Mumbai, Sep 4 (IANS) High crude oil prices and negative global cues pulled the Indian rupee to a new record low of 71.58 per US dollar on Tuesday.
It opened at 71.24 per US dollar surpassing the previous low of 71.21 per greenback, at which it had closed on Monday.
The Indian rupee closed at 71.58 per US dollar -- the lowest ever mark -- against the greenback at the Inter-Bank Foreign Exchange Market.
"Surge in oil prices, weakness in EM currencies, sell-off in local equity and debt pushed the rupee lower. Over the near term. we expect a range of 71 to 72.20 on spot," Anindya Banerjee, Deputy Vice President for Currency and Interest Rates with Kotak Securities, told IANS.
According to Edelweiss Securities' Head of Forex and Rates Sajal Gupta: "USD-INR market is overheated now... This may lead to some shallow corrections but trend firmly remains upwards."
"Markets are looking at signals from RBI... in case 72 is breached and no major interventions happen... 73.50 is the next technical level that can be seen sooner than expected."
Rushabh Maru -- Research Analyst at Anand Rathi Shares and Stock Brokers said: "RBI intervention is very less despite the fact that forex reserves are around $400 billion."

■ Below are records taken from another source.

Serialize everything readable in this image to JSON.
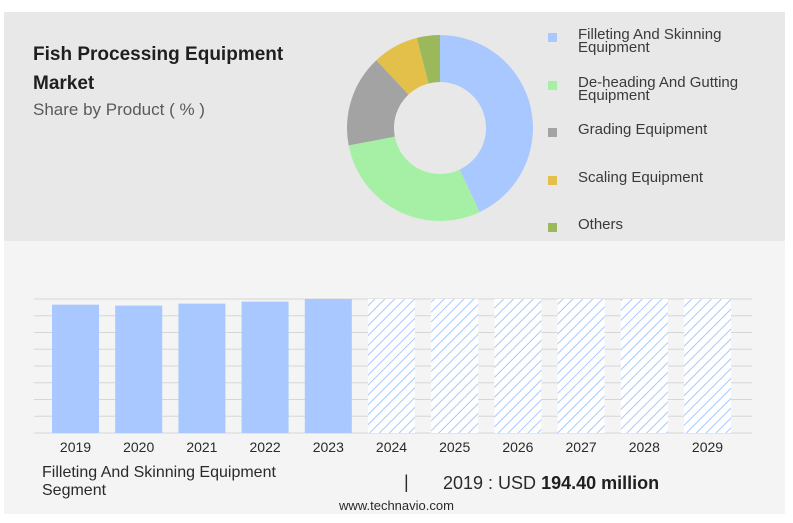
{
  "header": {
    "title": "Fish Processing Equipment Market",
    "subtitle": "Share by Product ( % )"
  },
  "chart_data": [
    {
      "type": "pie",
      "style": "donut",
      "labels": [
        "Filleting And Skinning Equipment",
        "De-heading And Gutting Equipment",
        "Grading Equipment",
        "Scaling Equipment",
        "Others"
      ],
      "values": [
        43,
        29,
        16,
        8,
        4
      ],
      "colors": [
        "#a8c8ff",
        "#a6f0a6",
        "#a3a3a3",
        "#e3c04a",
        "#9bb85a"
      ],
      "legend_position": "right"
    },
    {
      "type": "bar",
      "categories": [
        "2019",
        "2020",
        "2021",
        "2022",
        "2023",
        "2024",
        "2025",
        "2026",
        "2027",
        "2028",
        "2029"
      ],
      "values": [
        194.4,
        193,
        196,
        199,
        203,
        null,
        null,
        null,
        null,
        null,
        null
      ],
      "forecast_categories": [
        "2024",
        "2025",
        "2026",
        "2027",
        "2028",
        "2029"
      ],
      "bar_color": "#a8c8ff",
      "forecast_pattern": "hatched",
      "grid": true
    }
  ],
  "footer": {
    "segment": "Filleting And Skinning Equipment Segment",
    "separator": "|",
    "value_prefix": "2019 : USD",
    "value": "194.40 million",
    "source": "www.technavio.com"
  }
}
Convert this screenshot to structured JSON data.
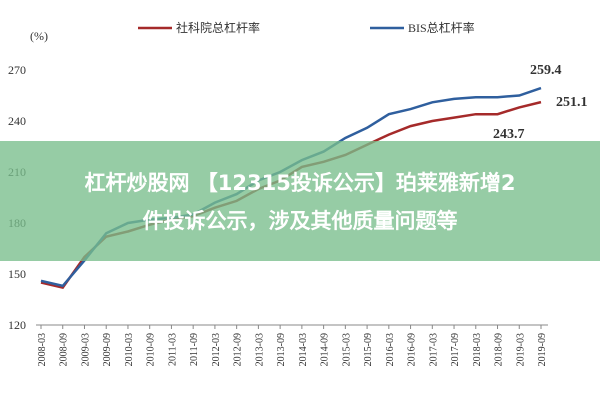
{
  "chart_data": {
    "type": "line",
    "y_label": "(%)",
    "categories": [
      "2008-03",
      "2008-09",
      "2009-03",
      "2009-09",
      "2010-03",
      "2010-09",
      "2011-03",
      "2011-09",
      "2012-03",
      "2012-09",
      "2013-03",
      "2013-09",
      "2014-03",
      "2014-09",
      "2015-03",
      "2015-09",
      "2016-03",
      "2016-09",
      "2017-03",
      "2017-09",
      "2018-03",
      "2018-09",
      "2019-03",
      "2019-09"
    ],
    "series": [
      {
        "name": "社科院总杠杆率",
        "color": "#a52a2a",
        "values": [
          145,
          142,
          160,
          172,
          175,
          179,
          182,
          184,
          189,
          193,
          200,
          205,
          213,
          216,
          220,
          226,
          232,
          237,
          240,
          242,
          244,
          244,
          248,
          251.1
        ]
      },
      {
        "name": "BIS总杠杆率",
        "color": "#2f5f9e",
        "values": [
          146,
          143,
          158,
          174,
          180,
          182,
          183,
          185,
          192,
          197,
          205,
          210,
          217,
          222,
          230,
          236,
          244,
          247,
          251,
          253,
          254,
          254,
          255,
          259.4
        ]
      }
    ],
    "annotations": [
      "259.4",
      "251.1",
      "243.7"
    ],
    "ylim": [
      120,
      270
    ],
    "yticks": [
      120,
      150,
      180,
      210,
      240,
      270
    ],
    "grid": false
  },
  "banner": {
    "lines": [
      "杠杆炒股网 【12315投诉公示】珀莱雅新增2",
      "件投诉公示，涉及其他质量问题等"
    ]
  }
}
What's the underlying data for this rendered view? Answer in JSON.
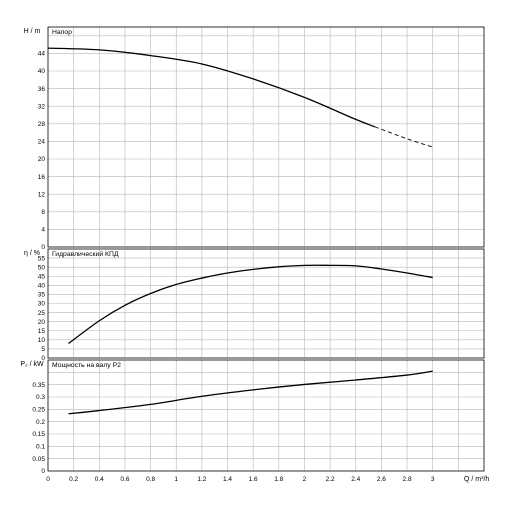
{
  "chart_data": [
    {
      "type": "line",
      "title": "Напор",
      "ylabel": "H / m",
      "xlim": [
        0,
        3.4
      ],
      "ylim": [
        0,
        50
      ],
      "y_ticks": [
        0,
        4,
        8,
        12,
        16,
        20,
        24,
        28,
        32,
        36,
        40,
        44
      ],
      "grid": true,
      "series": [
        {
          "style": "solid",
          "x": [
            0,
            0.4,
            0.8,
            1.2,
            1.6,
            2.0,
            2.4,
            2.55
          ],
          "y": [
            45.2,
            44.8,
            43.5,
            41.6,
            38.2,
            34.0,
            29.0,
            27.3
          ]
        },
        {
          "style": "dashed",
          "x": [
            2.55,
            2.8,
            3.0
          ],
          "y": [
            27.3,
            24.6,
            22.7
          ]
        }
      ]
    },
    {
      "type": "line",
      "title": "Гидравлический КПД",
      "ylabel": "η / %",
      "xlim": [
        0,
        3.4
      ],
      "ylim": [
        0,
        60
      ],
      "y_ticks": [
        0,
        5,
        10,
        15,
        20,
        25,
        30,
        35,
        40,
        45,
        50,
        55
      ],
      "grid": true,
      "series": [
        {
          "style": "solid",
          "x": [
            0.16,
            0.4,
            0.6,
            0.8,
            1.0,
            1.2,
            1.4,
            1.6,
            1.8,
            2.0,
            2.2,
            2.4,
            2.6,
            2.8,
            3.0
          ],
          "y": [
            8.0,
            20.5,
            29.0,
            35.5,
            40.5,
            44.0,
            46.8,
            48.8,
            50.2,
            51.0,
            51.0,
            50.7,
            49.0,
            46.8,
            44.3
          ]
        }
      ]
    },
    {
      "type": "line",
      "title": "Мощность на валу P2",
      "ylabel": "P₂ / kW",
      "xlabel": "Q / m³/h",
      "xlim": [
        0,
        3.4
      ],
      "ylim": [
        0,
        0.45
      ],
      "y_ticks": [
        0,
        0.05,
        0.1,
        0.15,
        0.2,
        0.25,
        0.3,
        0.35
      ],
      "y_tick_labels": [
        "0",
        "0.05",
        "0.1",
        "0.15",
        "0.2",
        "0.25",
        "0.3",
        "0.35"
      ],
      "x_ticks": [
        0,
        0.2,
        0.4,
        0.6,
        0.8,
        1,
        1.2,
        1.4,
        1.6,
        1.8,
        2,
        2.2,
        2.4,
        2.6,
        2.8,
        3
      ],
      "x_tick_labels": [
        "0",
        "0.2",
        "0.4",
        "0.6",
        "0.8",
        "1",
        "1.2",
        "1.4",
        "1.6",
        "1.8",
        "2",
        "2.2",
        "2.4",
        "2.6",
        "2.8",
        "3"
      ],
      "grid": true,
      "series": [
        {
          "style": "solid",
          "x": [
            0.16,
            0.4,
            0.8,
            1.2,
            1.6,
            2.0,
            2.4,
            2.8,
            3.0
          ],
          "y": [
            0.232,
            0.245,
            0.27,
            0.303,
            0.329,
            0.351,
            0.369,
            0.389,
            0.405
          ]
        }
      ]
    }
  ]
}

"There are talks of out-of-the-monetary-policy interest rate hike by the RBI and issuance of NRI bond issue to raise dollar money. However, at present possibility of both the options is very low as the macroeconomic situation is much better than it was in 2013."
In recent days, geo-political developments over trade protectionist measures along with high crude oil prices and an outflow of foreign funds from the equities market have pulled the Indian rupee to fresh record intra-day and closing lows.